Life seems so vulgar, so easily content with the commonplace things of every day, and yet it always nurses and cherishes certain higher claims in secret, and looks about for the means of satisfying them.
It is not enough to know, we must also apply; it is not enough to will, we must also do.
It is not always needful for truth to take a definite shape; it is enough if it hovers about us like a spirit and produces harmony; if it is wafted through the air like the sound of a bell, grave and kindly.
It is no wonder that we all more or less delight in the mediocre, because it leaves us in peace: it gives us the comfortable feeling of intercourse with what is like ourselves.
It is difficult to know how to treat the errors of the age. If a man oppose them, he stands alone; if he surrender to them, they bring him neither joy nor credit.
It is as certain as it is strange that truth and error come from one and the same source. Thus it is that we are often not at liberty to do violence to error, because at the same time we do violence to truth.

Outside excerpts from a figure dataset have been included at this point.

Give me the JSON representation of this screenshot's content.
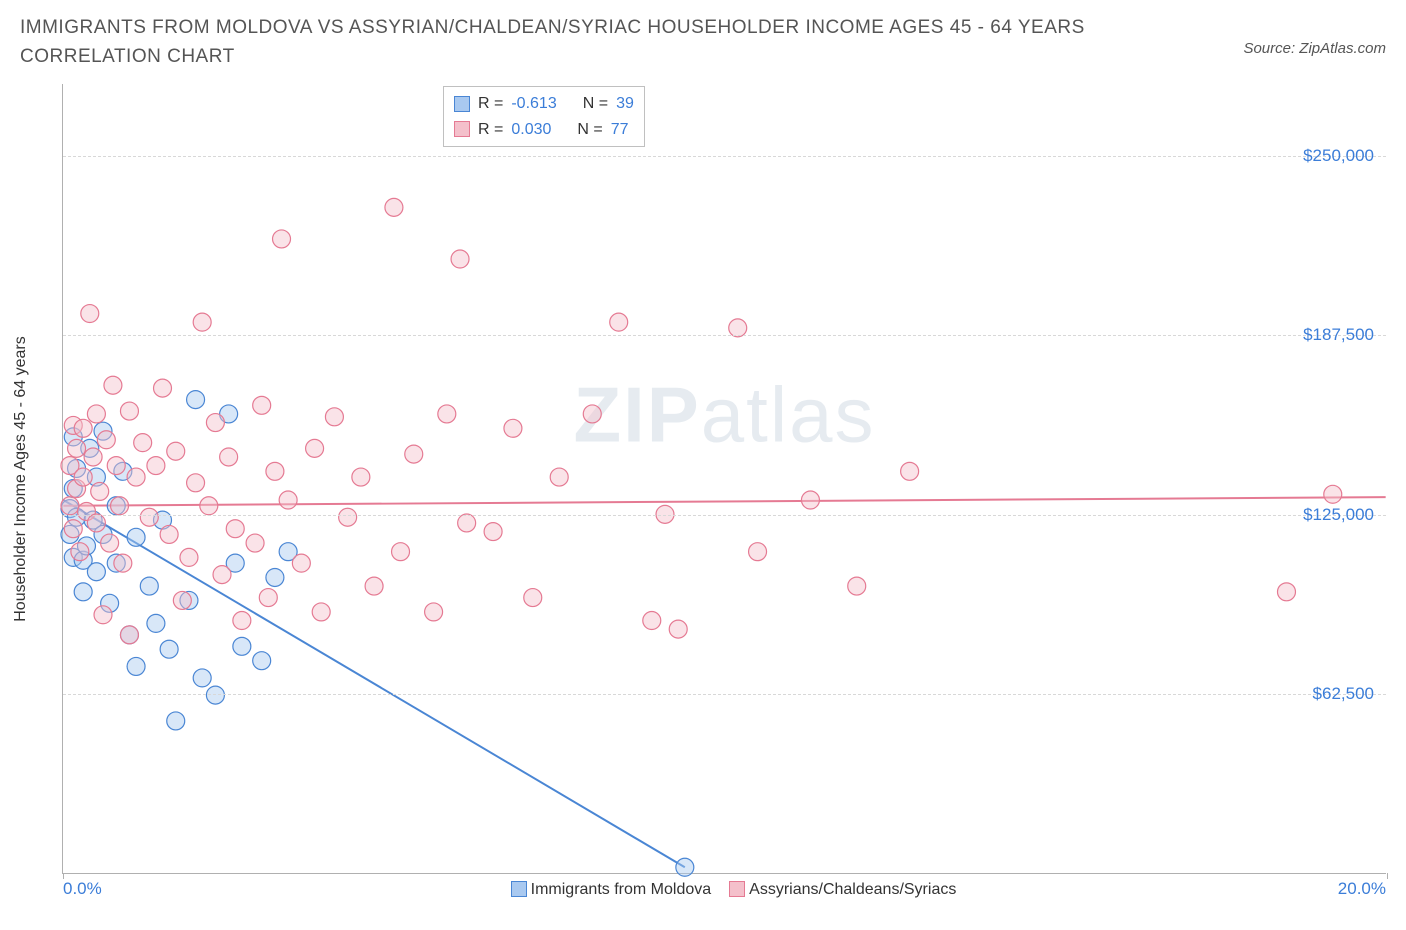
{
  "header": {
    "title": "IMMIGRANTS FROM MOLDOVA VS ASSYRIAN/CHALDEAN/SYRIAC HOUSEHOLDER INCOME AGES 45 - 64 YEARS CORRELATION CHART",
    "source": "Source: ZipAtlas.com"
  },
  "chart": {
    "type": "scatter",
    "y_label": "Householder Income Ages 45 - 64 years",
    "x_range": [
      0,
      20
    ],
    "y_range": [
      0,
      275000
    ],
    "x_ticks": [
      {
        "v": 0,
        "label": "0.0%"
      },
      {
        "v": 20,
        "label": "20.0%"
      }
    ],
    "y_ticks": [
      {
        "v": 62500,
        "label": "$62,500"
      },
      {
        "v": 125000,
        "label": "$125,000"
      },
      {
        "v": 187500,
        "label": "$187,500"
      },
      {
        "v": 250000,
        "label": "$250,000"
      }
    ],
    "grid_color": "#d8d8d8",
    "background_color": "#ffffff",
    "axis_color": "#b0b0b0",
    "tick_label_color": "#3b7dd8",
    "label_color": "#333333",
    "label_fontsize": 16,
    "tick_fontsize": 17,
    "marker_radius": 9,
    "marker_opacity": 0.45,
    "line_width": 2,
    "series": [
      {
        "id": "moldova",
        "legend_label": "Immigrants from Moldova",
        "fill": "#a9c9f0",
        "stroke": "#4a86d4",
        "R": "-0.613",
        "N": "39",
        "regression": {
          "x1": 0,
          "y1": 130000,
          "x2": 9.4,
          "y2": 2000
        },
        "points": [
          [
            0.1,
            127000
          ],
          [
            0.1,
            118000
          ],
          [
            0.15,
            152000
          ],
          [
            0.15,
            134000
          ],
          [
            0.15,
            110000
          ],
          [
            0.2,
            141000
          ],
          [
            0.2,
            124000
          ],
          [
            0.3,
            109000
          ],
          [
            0.3,
            98000
          ],
          [
            0.35,
            114000
          ],
          [
            0.4,
            148000
          ],
          [
            0.45,
            123000
          ],
          [
            0.5,
            138000
          ],
          [
            0.5,
            105000
          ],
          [
            0.6,
            154000
          ],
          [
            0.6,
            118000
          ],
          [
            0.7,
            94000
          ],
          [
            0.8,
            108000
          ],
          [
            0.8,
            128000
          ],
          [
            0.9,
            140000
          ],
          [
            1.0,
            83000
          ],
          [
            1.1,
            117000
          ],
          [
            1.1,
            72000
          ],
          [
            1.3,
            100000
          ],
          [
            1.4,
            87000
          ],
          [
            1.5,
            123000
          ],
          [
            1.6,
            78000
          ],
          [
            1.7,
            53000
          ],
          [
            1.9,
            95000
          ],
          [
            2.0,
            165000
          ],
          [
            2.1,
            68000
          ],
          [
            2.3,
            62000
          ],
          [
            2.5,
            160000
          ],
          [
            2.6,
            108000
          ],
          [
            2.7,
            79000
          ],
          [
            3.0,
            74000
          ],
          [
            3.2,
            103000
          ],
          [
            3.4,
            112000
          ],
          [
            9.4,
            2000
          ]
        ]
      },
      {
        "id": "assyrian",
        "legend_label": "Assyrians/Chaldeans/Syriacs",
        "fill": "#f4c0cb",
        "stroke": "#e57a93",
        "R": "0.030",
        "N": "77",
        "regression": {
          "x1": 0,
          "y1": 128000,
          "x2": 20,
          "y2": 131000
        },
        "points": [
          [
            0.1,
            128000
          ],
          [
            0.1,
            142000
          ],
          [
            0.15,
            156000
          ],
          [
            0.15,
            120000
          ],
          [
            0.2,
            134000
          ],
          [
            0.2,
            148000
          ],
          [
            0.25,
            112000
          ],
          [
            0.3,
            155000
          ],
          [
            0.3,
            138000
          ],
          [
            0.35,
            126000
          ],
          [
            0.4,
            195000
          ],
          [
            0.45,
            145000
          ],
          [
            0.5,
            122000
          ],
          [
            0.5,
            160000
          ],
          [
            0.55,
            133000
          ],
          [
            0.6,
            90000
          ],
          [
            0.65,
            151000
          ],
          [
            0.7,
            115000
          ],
          [
            0.75,
            170000
          ],
          [
            0.8,
            142000
          ],
          [
            0.85,
            128000
          ],
          [
            0.9,
            108000
          ],
          [
            1.0,
            83000
          ],
          [
            1.0,
            161000
          ],
          [
            1.1,
            138000
          ],
          [
            1.2,
            150000
          ],
          [
            1.3,
            124000
          ],
          [
            1.4,
            142000
          ],
          [
            1.5,
            169000
          ],
          [
            1.6,
            118000
          ],
          [
            1.7,
            147000
          ],
          [
            1.8,
            95000
          ],
          [
            1.9,
            110000
          ],
          [
            2.0,
            136000
          ],
          [
            2.1,
            192000
          ],
          [
            2.2,
            128000
          ],
          [
            2.3,
            157000
          ],
          [
            2.4,
            104000
          ],
          [
            2.5,
            145000
          ],
          [
            2.6,
            120000
          ],
          [
            2.7,
            88000
          ],
          [
            2.9,
            115000
          ],
          [
            3.0,
            163000
          ],
          [
            3.1,
            96000
          ],
          [
            3.2,
            140000
          ],
          [
            3.3,
            221000
          ],
          [
            3.4,
            130000
          ],
          [
            3.6,
            108000
          ],
          [
            3.8,
            148000
          ],
          [
            3.9,
            91000
          ],
          [
            4.1,
            159000
          ],
          [
            4.3,
            124000
          ],
          [
            4.5,
            138000
          ],
          [
            4.7,
            100000
          ],
          [
            5.0,
            232000
          ],
          [
            5.1,
            112000
          ],
          [
            5.3,
            146000
          ],
          [
            5.6,
            91000
          ],
          [
            5.8,
            160000
          ],
          [
            6.0,
            214000
          ],
          [
            6.1,
            122000
          ],
          [
            6.5,
            119000
          ],
          [
            6.8,
            155000
          ],
          [
            7.1,
            96000
          ],
          [
            7.5,
            138000
          ],
          [
            8.0,
            160000
          ],
          [
            8.4,
            192000
          ],
          [
            8.9,
            88000
          ],
          [
            9.1,
            125000
          ],
          [
            9.3,
            85000
          ],
          [
            10.2,
            190000
          ],
          [
            10.5,
            112000
          ],
          [
            11.3,
            130000
          ],
          [
            12.0,
            100000
          ],
          [
            12.8,
            140000
          ],
          [
            18.5,
            98000
          ],
          [
            19.2,
            132000
          ]
        ]
      }
    ],
    "watermark": {
      "bold": "ZIP",
      "rest": "atlas"
    }
  },
  "stats_box": {
    "rows": [
      {
        "swatch_series": "moldova",
        "R_label": "R =",
        "N_label": "N ="
      },
      {
        "swatch_series": "assyrian",
        "R_label": "R =",
        "N_label": "N ="
      }
    ]
  }
}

Ingratitude is always a kind of weakness. I have never known men of ability to be ungrateful.
In science it is a service of the highest merit to seek out those fragmentary truths attained by the ancients, and to develop them further.
Ignorant people raise questions which were answered by the wise thousands of years ago.
If you lay duties upon people and give them no rights, you must pay them well.
If a man thinks about his physical or moral condition, he generally finds that he is ill.
If a man sets out to study all the laws, he will have no time left to transgress them.